Remove sensitive or unwanted commands from your history and keep your database lean with garbage collection and vacuuming.

Deleting Commands

Use suv delete to bulk-delete commands that match a given pattern. By default the pattern is matched as a substring against every command in your history.

suv delete <PATTERN>

Suvadu will show you how many commands match and ask for confirmation before deleting. Use --dry-run to preview without deleting, or -y to skip the confirmation prompt.

Flags

Flag Description
--regex Treat the pattern as a regular expression instead of a plain substring match.
--dry-run Show which commands would be deleted without actually removing them. Always recommended as a first step.
-y, --yes Skip the interactive confirmation prompt and delete immediately. Use with caution.
--before <DATE> Only delete commands recorded before the specified date or relative time (e.g., "30 days ago", "2024-01-01").

Examples

# Preview which commands contain "secret"
suv delete "secret" --dry-run

# Delete all commands starting with "test" that are older than 30 days
suv delete "^test" --regex --before "30 days ago" -y

# Delete commands containing a specific token
suv delete "ghp_abc123" -y

# Remove all curl commands from before 2024
suv delete "curl" --before "2024-01-01"

Deleting from the Search TUI

While browsing your history in the interactive search interface (suv search or Ctrl+R), you can delete individual entries on the spot:

  • Navigate to the command you want to remove.
  • Press Ctrl+D to delete it.
  • Suvadu will ask for confirmation before removing the entry.

This is useful for one-off removals — for bulk operations, use suv delete from the command line.

Garbage Collection

Over time, deleting commands can leave orphaned metadata (tags, notes, or session references that no longer point to any command). Use suv gc to clean these up.

suv gc

Flags

Flag Description
--dry-run Show what would be cleaned up without making any changes.
--vacuum After garbage collection, run SQLite's VACUUM command to compact the database file and reclaim disk space.

Examples

# Preview orphaned data
suv gc --dry-run

# Clean up and compact the database
suv gc --vacuum

Secrets Protection

Suvadu automatically redacts common secret patterns — API keys, tokens, passwords, and credentials — before writing commands to the database. This happens at capture time, so most sensitive data never reaches disk.

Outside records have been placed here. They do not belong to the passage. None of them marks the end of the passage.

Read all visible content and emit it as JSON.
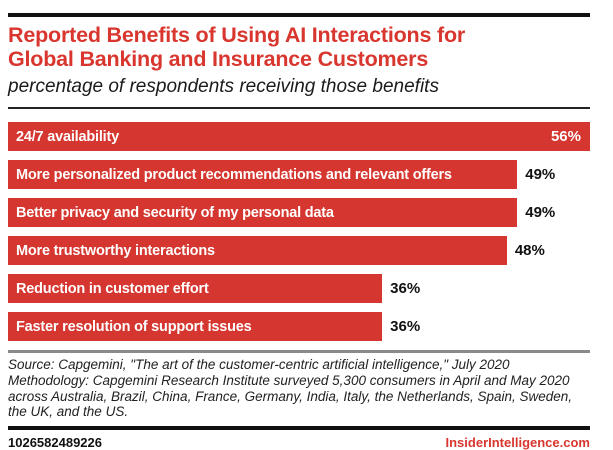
{
  "header": {
    "title_line1": "Reported Benefits of Using AI Interactions for",
    "title_line2": "Global Banking and Insurance Customers",
    "subtitle": "percentage of respondents receiving those benefits"
  },
  "chart_data": {
    "type": "bar",
    "orientation": "horizontal",
    "categories": [
      "24/7 availability",
      "More personalized product recommendations and relevant offers",
      "Better privacy and security of my personal data",
      "More trustworthy interactions",
      "Reduction in customer effort",
      "Faster resolution of support issues"
    ],
    "values": [
      56,
      49,
      49,
      48,
      36,
      36
    ],
    "value_suffix": "%",
    "xlim": [
      0,
      56
    ],
    "bar_color": "#d5362f",
    "value_label_inside_max": true,
    "grid": false,
    "legend": false
  },
  "footnote": {
    "source": "Source: Capgemini, \"The art of the customer-centric artificial intelligence,\" July 2020",
    "methodology": "Methodology: Capgemini Research Institute surveyed 5,300 consumers in April and May 2020 across Australia, Brazil, China, France, Germany, India, Italy, the Netherlands, Spain, Sweden, the UK, and the US."
  },
  "footer": {
    "chart_id": "1026582489226",
    "site": "InsiderIntelligence.com"
  },
  "colors": {
    "accent_red": "#d8362e",
    "bar_red": "#d5362f",
    "text_black": "#111111",
    "divider_gray": "#8a8a8a"
  }
}
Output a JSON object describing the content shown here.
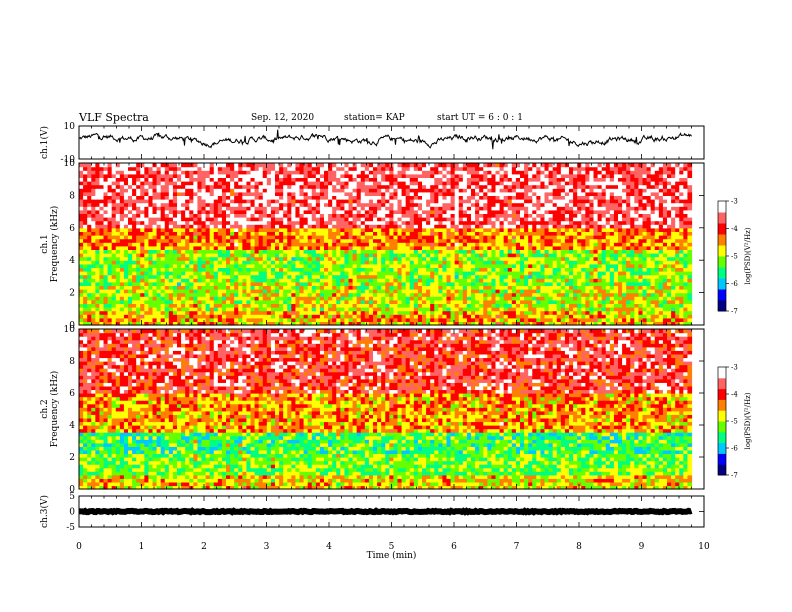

However, if something slipped through (an unusual token format, a password passed inline, or a secret in a non-standard flag), use suv delete to remove it:

# Find and remove commands containing a leaked secret
suv delete "sk-proj-abc123" --dry-run
suv delete "sk-proj-abc123" -y
Important: Deletions are permanent. There is no undo. Always use --dry-run first to verify the match before committing. Consider exporting a backup before bulk deletions.

Recommended Workflow

  1. Preview first — always run with --dry-run to see what will be deleted.
  2. Delete — once you have verified the matches, run without --dry-run.
  3. Garbage collect — run suv gc to clean up any orphaned data left behind.
  4. Compact — optionally run suv gc --vacuum to reclaim disk space from the SQLite file.
Tip: If you regularly work with secrets, review Settings to configure additional redaction patterns so they are caught automatically at capture time.